ALANLARDA DA GÖRELİM
İki gündür sosyal medyada herkes çevreci ve doğacı oldu. Herkes Tarım ve Orman Bakanlığı tarafından düzenlenen fidan dikim kampanyasına, sosyal medya üzerinden katılım sağlıyor.
Hatta birçok kişi katılım ve teşekkür belgesi gibi şeyler de yayınlıyor. Şimdi hepinizin doğa ve yeşil sevgisini, inşallah günü gelince dikim alanlarında da görürüz. Gazeteci olarak orada bulunacağım için, iyi bir gözlem yapma imkanım da olacak.Beyler, lütfen sosyal medyada katıldığınız kampanyaya, dikim alanlarında da katılınız.

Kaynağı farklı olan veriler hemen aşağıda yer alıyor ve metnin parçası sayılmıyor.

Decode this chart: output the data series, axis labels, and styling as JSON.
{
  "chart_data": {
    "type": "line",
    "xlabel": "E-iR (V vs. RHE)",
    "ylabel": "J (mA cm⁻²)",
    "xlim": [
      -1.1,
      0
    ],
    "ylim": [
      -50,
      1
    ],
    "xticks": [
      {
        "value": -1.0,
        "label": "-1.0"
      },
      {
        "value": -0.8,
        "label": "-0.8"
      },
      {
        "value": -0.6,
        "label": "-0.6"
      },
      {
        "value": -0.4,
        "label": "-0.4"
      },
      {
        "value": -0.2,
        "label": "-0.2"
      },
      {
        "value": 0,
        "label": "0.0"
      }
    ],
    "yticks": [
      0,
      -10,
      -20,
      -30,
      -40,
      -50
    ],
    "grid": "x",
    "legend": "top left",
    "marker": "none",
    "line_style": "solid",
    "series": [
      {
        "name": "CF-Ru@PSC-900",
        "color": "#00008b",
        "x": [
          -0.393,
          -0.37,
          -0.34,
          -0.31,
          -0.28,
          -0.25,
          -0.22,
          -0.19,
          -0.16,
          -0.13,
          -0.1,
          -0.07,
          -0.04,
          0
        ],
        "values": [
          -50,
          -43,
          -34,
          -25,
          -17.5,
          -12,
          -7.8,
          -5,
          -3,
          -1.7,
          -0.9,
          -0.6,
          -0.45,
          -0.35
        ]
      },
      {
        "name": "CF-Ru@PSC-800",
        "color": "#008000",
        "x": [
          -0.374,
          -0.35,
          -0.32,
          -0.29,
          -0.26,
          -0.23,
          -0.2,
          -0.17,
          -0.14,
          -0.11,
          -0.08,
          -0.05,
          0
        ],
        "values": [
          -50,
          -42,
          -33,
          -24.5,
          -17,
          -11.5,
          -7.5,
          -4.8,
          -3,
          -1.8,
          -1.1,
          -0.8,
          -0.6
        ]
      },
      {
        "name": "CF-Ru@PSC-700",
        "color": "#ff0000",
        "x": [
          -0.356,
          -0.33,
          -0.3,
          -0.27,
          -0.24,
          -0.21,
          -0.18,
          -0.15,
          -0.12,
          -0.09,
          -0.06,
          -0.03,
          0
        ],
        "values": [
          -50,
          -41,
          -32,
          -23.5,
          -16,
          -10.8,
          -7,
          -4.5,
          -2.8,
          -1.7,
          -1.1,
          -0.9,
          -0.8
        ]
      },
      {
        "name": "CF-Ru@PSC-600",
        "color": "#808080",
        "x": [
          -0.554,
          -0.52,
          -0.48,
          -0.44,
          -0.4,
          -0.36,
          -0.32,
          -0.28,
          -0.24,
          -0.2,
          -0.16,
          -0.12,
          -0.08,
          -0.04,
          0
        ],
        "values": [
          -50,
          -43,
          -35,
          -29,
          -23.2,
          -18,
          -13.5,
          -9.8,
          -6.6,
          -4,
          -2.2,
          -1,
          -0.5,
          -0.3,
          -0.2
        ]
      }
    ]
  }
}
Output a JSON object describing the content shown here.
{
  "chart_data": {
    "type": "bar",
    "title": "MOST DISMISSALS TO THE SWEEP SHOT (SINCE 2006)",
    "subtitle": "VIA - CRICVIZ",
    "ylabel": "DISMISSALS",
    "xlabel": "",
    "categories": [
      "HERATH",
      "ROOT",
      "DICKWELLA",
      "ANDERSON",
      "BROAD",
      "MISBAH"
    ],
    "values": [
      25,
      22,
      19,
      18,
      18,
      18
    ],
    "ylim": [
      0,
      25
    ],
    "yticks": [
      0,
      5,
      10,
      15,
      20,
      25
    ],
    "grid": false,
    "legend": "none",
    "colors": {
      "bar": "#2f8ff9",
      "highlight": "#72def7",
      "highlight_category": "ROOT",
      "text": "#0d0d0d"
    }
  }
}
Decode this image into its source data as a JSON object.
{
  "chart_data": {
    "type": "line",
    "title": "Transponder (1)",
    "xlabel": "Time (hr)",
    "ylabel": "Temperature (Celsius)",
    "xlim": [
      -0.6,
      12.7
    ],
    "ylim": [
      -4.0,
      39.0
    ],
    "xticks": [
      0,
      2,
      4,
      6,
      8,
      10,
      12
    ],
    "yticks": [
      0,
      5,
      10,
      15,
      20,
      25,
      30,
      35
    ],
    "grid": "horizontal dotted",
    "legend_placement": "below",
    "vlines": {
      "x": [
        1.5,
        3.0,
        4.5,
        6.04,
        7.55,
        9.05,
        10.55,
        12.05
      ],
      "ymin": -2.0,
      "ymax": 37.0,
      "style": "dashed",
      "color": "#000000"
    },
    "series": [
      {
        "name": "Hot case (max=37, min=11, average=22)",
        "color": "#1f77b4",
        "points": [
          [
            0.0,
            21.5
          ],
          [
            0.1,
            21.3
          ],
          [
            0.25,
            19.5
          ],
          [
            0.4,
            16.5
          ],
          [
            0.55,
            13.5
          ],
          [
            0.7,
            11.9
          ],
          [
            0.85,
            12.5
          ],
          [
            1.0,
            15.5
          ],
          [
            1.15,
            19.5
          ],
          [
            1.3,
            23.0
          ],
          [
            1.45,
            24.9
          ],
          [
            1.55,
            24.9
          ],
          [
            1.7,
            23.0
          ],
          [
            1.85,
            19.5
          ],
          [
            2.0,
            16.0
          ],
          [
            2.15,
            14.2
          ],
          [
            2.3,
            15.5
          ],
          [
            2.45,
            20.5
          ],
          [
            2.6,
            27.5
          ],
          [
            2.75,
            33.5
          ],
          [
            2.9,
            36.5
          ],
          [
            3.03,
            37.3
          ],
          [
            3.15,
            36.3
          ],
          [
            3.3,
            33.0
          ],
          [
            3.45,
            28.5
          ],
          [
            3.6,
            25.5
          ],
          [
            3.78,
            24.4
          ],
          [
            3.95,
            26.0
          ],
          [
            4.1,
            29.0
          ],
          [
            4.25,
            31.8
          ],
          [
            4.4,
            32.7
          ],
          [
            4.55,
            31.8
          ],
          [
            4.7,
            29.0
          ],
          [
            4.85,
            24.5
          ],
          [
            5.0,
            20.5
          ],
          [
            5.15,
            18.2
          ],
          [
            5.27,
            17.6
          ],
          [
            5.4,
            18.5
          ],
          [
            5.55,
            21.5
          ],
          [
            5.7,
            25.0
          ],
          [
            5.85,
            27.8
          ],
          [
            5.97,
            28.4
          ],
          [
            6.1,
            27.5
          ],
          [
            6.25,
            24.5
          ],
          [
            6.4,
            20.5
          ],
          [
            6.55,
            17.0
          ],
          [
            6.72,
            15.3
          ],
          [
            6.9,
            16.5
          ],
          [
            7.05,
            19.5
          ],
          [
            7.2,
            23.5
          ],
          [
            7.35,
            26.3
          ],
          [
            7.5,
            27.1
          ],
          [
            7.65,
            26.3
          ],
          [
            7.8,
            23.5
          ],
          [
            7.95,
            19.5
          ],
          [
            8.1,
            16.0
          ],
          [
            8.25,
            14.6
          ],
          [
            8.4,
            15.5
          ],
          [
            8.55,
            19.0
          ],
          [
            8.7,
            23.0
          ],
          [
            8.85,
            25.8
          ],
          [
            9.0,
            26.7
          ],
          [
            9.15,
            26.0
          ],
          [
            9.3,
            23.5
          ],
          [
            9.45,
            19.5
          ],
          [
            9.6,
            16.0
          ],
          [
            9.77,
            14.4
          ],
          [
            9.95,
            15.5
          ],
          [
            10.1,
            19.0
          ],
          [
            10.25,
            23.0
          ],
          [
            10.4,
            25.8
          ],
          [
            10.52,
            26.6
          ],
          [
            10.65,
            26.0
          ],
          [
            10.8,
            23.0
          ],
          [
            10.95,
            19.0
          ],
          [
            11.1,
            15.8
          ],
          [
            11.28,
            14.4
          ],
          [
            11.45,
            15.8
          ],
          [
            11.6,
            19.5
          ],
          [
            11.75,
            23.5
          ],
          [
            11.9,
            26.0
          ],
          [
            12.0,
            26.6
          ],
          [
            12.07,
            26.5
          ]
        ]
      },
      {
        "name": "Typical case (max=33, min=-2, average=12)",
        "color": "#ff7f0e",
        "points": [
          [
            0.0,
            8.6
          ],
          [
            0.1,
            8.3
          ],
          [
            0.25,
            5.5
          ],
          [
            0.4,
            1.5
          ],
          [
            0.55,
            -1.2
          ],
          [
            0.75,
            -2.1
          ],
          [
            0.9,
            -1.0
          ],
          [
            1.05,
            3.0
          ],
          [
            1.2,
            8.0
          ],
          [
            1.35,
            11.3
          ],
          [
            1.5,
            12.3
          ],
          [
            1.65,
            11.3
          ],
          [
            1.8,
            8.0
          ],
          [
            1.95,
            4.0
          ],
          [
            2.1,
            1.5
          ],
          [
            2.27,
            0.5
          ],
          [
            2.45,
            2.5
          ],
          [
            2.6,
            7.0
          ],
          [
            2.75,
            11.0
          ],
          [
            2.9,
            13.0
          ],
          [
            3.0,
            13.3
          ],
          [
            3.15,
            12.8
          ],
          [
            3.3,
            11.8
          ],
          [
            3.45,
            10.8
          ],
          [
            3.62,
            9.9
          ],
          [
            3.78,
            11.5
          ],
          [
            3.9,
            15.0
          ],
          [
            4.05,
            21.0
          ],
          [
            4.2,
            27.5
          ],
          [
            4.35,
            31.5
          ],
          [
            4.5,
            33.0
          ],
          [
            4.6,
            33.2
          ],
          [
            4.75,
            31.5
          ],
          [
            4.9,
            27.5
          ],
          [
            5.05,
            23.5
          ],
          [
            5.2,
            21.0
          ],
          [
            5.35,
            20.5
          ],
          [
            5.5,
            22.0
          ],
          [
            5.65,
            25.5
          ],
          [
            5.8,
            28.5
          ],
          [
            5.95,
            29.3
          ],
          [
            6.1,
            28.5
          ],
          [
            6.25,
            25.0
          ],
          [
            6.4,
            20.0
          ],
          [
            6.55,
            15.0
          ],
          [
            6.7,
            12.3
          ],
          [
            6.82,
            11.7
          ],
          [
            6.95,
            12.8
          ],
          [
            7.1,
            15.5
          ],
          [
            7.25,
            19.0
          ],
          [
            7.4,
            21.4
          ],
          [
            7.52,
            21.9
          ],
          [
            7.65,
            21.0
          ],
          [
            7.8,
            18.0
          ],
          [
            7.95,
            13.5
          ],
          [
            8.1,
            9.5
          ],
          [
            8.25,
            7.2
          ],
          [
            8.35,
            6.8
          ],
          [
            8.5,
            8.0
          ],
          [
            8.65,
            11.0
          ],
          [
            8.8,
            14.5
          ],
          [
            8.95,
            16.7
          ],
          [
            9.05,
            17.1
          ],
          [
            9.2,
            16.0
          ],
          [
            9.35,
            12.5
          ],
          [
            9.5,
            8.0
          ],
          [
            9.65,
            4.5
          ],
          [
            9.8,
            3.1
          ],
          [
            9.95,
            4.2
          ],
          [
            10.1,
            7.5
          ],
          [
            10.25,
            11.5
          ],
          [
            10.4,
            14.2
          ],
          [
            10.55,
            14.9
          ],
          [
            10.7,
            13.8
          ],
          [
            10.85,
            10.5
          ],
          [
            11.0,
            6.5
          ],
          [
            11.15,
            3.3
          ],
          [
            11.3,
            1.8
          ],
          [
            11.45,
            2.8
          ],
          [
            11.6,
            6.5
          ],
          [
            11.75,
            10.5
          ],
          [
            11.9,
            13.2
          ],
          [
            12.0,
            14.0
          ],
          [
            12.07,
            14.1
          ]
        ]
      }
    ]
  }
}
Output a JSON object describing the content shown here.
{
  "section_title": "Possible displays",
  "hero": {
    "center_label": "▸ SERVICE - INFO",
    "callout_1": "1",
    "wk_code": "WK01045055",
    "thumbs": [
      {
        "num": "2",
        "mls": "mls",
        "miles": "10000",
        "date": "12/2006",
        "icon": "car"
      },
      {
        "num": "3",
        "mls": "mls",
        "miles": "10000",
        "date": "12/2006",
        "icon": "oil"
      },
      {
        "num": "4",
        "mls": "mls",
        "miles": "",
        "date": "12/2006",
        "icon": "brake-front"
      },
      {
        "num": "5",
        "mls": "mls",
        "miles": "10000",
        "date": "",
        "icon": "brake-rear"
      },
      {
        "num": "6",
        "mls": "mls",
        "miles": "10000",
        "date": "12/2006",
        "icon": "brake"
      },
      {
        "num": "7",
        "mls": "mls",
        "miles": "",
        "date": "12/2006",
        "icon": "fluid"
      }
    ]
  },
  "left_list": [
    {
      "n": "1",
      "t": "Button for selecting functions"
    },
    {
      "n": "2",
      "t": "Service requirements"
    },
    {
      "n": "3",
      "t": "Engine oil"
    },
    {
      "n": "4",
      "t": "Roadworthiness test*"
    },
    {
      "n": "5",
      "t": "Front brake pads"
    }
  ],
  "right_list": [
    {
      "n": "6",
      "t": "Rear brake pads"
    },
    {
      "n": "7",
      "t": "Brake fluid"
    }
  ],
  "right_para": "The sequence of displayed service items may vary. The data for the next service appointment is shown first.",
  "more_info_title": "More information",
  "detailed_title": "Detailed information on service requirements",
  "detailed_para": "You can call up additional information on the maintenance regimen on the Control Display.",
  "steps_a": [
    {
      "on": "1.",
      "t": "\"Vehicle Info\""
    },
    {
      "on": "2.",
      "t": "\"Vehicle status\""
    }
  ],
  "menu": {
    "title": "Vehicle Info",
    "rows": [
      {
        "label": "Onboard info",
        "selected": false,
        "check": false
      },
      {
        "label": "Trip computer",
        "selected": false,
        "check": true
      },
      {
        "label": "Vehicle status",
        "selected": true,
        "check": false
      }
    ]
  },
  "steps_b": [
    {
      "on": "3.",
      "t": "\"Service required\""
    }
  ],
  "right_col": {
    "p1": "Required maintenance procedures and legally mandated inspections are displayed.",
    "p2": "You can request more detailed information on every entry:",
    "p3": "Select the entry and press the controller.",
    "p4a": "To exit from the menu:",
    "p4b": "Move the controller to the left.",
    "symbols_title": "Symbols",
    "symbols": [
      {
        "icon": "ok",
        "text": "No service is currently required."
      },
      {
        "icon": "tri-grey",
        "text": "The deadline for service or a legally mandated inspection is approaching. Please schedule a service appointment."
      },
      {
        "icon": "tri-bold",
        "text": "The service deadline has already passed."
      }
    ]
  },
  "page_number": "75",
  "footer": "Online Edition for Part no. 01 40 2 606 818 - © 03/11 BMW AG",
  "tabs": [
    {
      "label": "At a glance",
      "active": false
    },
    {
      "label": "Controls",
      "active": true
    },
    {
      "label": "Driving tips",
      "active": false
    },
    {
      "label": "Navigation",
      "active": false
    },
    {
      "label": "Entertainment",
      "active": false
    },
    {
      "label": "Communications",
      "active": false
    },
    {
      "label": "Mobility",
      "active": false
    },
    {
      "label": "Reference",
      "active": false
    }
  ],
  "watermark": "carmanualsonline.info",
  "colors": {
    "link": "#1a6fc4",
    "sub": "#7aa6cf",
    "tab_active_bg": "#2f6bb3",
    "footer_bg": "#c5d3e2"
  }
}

Unutmayınız sosyal medyadan diktiğiniz hiçbir fidan büyümez.Sosyal medyadan çam fidanlarını sulamanız mümkün değildir. Sosyal medya üzerinden yapılan paylaşımlarla Türkiye’yi yeşil vatan yapamayız. O yüzden bu ilgiyi dikim alanlarında da görelim.

SORULAR
-Arabaşı yaptırsak acep hamuru tutar mı?
-Türkiye’de bizim stattan daha soğuk 
bir stat var mıdır?
-Kırmızı antifiriz ile diğerinin arasındaki 
fark nedir?
-Neden tüm yakınlarımız farklı illerde ve 
yanımızda değiller?

HADİ İYİSİNİZ…
Yozgat’ın kışı geldi ve kapıya dayandı.
Soğuklar başladı. Yüksek rakımlı yerlerde kar görmek mümkün.Bu saatten sonra inşaat ve iş sezonu bitmiştir. Projedir, vaattir, iştir artık başka bahara… Zaten rahat olanlar ‘hele dağların karı erisin’ diyerek ilkbahara kadar yatabilirler.